I love the spring time. The winter gloom has been cast off and the evenings are getting lighter – it’s quarter to seven now and it’s still light outside. The sun wants us to stay out longer and make the most of these new-found hours of daylight. The bare brown branches of the trees are dotted with green buds that promise new life. The bulbs of daffodils and other springtime flowers are breaking free of the oppressive ground and starting to display their colours. I love daffodils. Apparently it’s not normal that they’re my favourite flowers, but I don’t care – there’s nothing like seeing a sea of yellow and sometimes orange flowers bobbing their heads in the breeze. You know what else I like? Seeing clumps of primroses on the sides of roads. From a distance, I always think they look like big ol’ blobs of scrambled eggs…too weird? Got it.

Look how happy and in-your-face they are!

Look how happy and in-your-face they are!
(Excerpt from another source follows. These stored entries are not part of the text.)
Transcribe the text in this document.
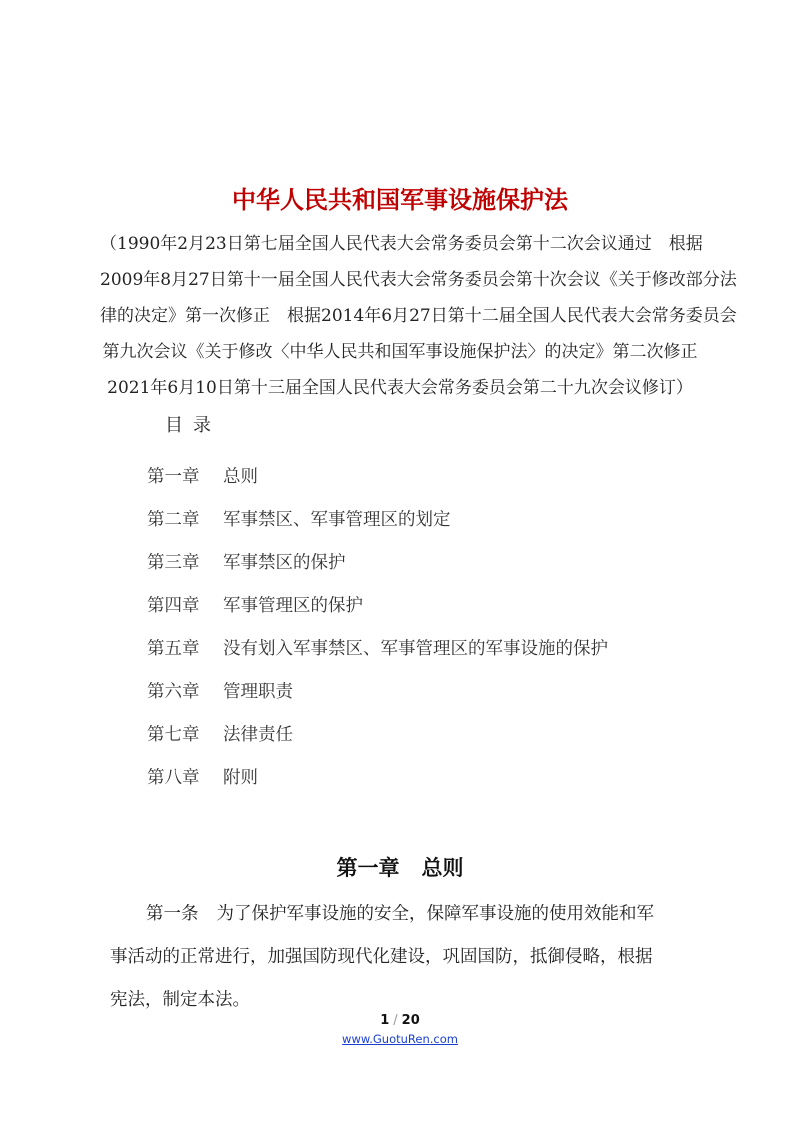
中华人民共和国军事设施保护法
（1990年2月23日第七届全国人民代表大会常务委员会第十二次会议通过　根据
2009年8月27日第十一届全国人民代表大会常务委员会第十次会议《关于修改部分法
律的决定》第一次修正　根据2014年6月27日第十二届全国人民代表大会常务委员会
第九次会议《关于修改〈中华人民共和国军事设施保护法〉的决定》第二次修正
2021年6月10日第十三届全国人民代表大会常务委员会第二十九次会议修订）
目录
第一章 总则
第二章 军事禁区、军事管理区的划定
第三章 军事禁区的保护
第四章 军事管理区的保护
第五章 没有划入军事禁区、军事管理区的军事设施的保护
第六章 管理职责
第七章 法律责任
第八章 附则
第一章 总则
第一条 为了保护军事设施的安全，保障军事设施的使用效能和军
事活动的正常进行，加强国防现代化建设，巩固国防，抵御侵略，根据
宪法，制定本法。
1 / 20
www.GuotuRen.com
But what I really like about spring is that my mood seems to improve and I start to feel a bit happier. Winter can be really miserable – it’s horrible outside a lot of the time, it’s dark for more hours than it is light and it’s so cold. Too many shadows can fester in the depths of winter. It can be all too easy to fall into these shadows and become stuck in the winter that doesn’t seem like it will end. The winter seems to stretch on for eternity with no chance for escape or the rejuvenation of spring, with you being swept up in it’s all-encompassing wake.

But it will always arrive. As sure as the sun comes up in the morning, spring will come, and you too can be reborn and escape the clutches of winter. Today might be a really bad day, but your own personal spring will always come and you will learn and grow with it. Look around at it. Isn’t it beautiful? That’s what I love the most about the spring I think; the opportunity for new growth.

That, and the fact that I’ve managed to sneakily turn off the central heating in our house without my flatmates knowing or moaning about it being cold! Score!